Note - using SSH you have Linux shell with all standard commands.

RPi ships with its own Debian-based OS. The password for that OS is raspberry (iirc). When you flash Volumio onto your micro-SD card, the RPi OS is overwritten by Volumio’s own OS. which has its own UID/PW combo, different from the one that ships with RPi’s OS.

With the RPi OS, one needs to access the device with a portal program such as VNCviewer. VNCviewer is a graphical terminal application that allows graphical access to the RPi through your computer’s monitor. As RPi was initially created as a teaching device, the set up is designed to make it easy to work at the system level to do different types of projects.

The Volumio OS accesses the RPi through a browser and looks and feels like a program rather than an OS. To get behind the curtain, you can use putty as a line editor to make changes beyond the Volumio shell. But if you’re competent with Linux programming, you’re probably not asking this question.

I’m in the same boat. It took me a while to figure out that Volumio isn’t just some program running on the RPi; rather, it’s the actual OS. The GUI that shows up on my browser looking like a program is the actual OS. For me, there’s nothing I need to do beyond that GUI.

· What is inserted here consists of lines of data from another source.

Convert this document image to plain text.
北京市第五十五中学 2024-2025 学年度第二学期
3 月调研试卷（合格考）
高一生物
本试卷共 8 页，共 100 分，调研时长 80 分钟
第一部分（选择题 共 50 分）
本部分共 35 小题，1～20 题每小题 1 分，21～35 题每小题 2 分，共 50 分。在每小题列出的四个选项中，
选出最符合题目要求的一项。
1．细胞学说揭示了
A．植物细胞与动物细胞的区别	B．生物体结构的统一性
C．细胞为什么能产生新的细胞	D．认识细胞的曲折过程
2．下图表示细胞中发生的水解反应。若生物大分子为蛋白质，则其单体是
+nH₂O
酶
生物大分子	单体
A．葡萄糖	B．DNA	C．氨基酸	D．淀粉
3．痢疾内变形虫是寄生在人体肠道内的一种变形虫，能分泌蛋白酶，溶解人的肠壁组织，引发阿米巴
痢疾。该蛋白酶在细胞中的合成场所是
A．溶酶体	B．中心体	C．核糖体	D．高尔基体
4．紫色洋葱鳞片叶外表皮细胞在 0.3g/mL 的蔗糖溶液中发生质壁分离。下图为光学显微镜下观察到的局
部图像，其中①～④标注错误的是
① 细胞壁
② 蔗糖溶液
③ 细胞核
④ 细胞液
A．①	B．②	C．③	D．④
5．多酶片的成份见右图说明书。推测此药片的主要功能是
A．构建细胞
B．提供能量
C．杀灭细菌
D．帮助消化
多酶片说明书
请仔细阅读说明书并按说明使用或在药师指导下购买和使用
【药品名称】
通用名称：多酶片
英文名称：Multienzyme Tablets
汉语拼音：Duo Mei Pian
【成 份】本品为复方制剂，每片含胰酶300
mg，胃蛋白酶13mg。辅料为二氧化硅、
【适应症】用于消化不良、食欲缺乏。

I struggled with figuring out how to load VNC Viewer onto the RPi so I could go look around the way I was able to when Raspberian was still the OS. Then I decided to just listen to music. :slight_smile:

rhoneyman, thanks for detailed explanation. That is very helpful and now understand. Had no idea Volumio overwrites RPI’s OS. I dowloaded the plugin Systeminfo which shows the core temp as recommended by balbuze.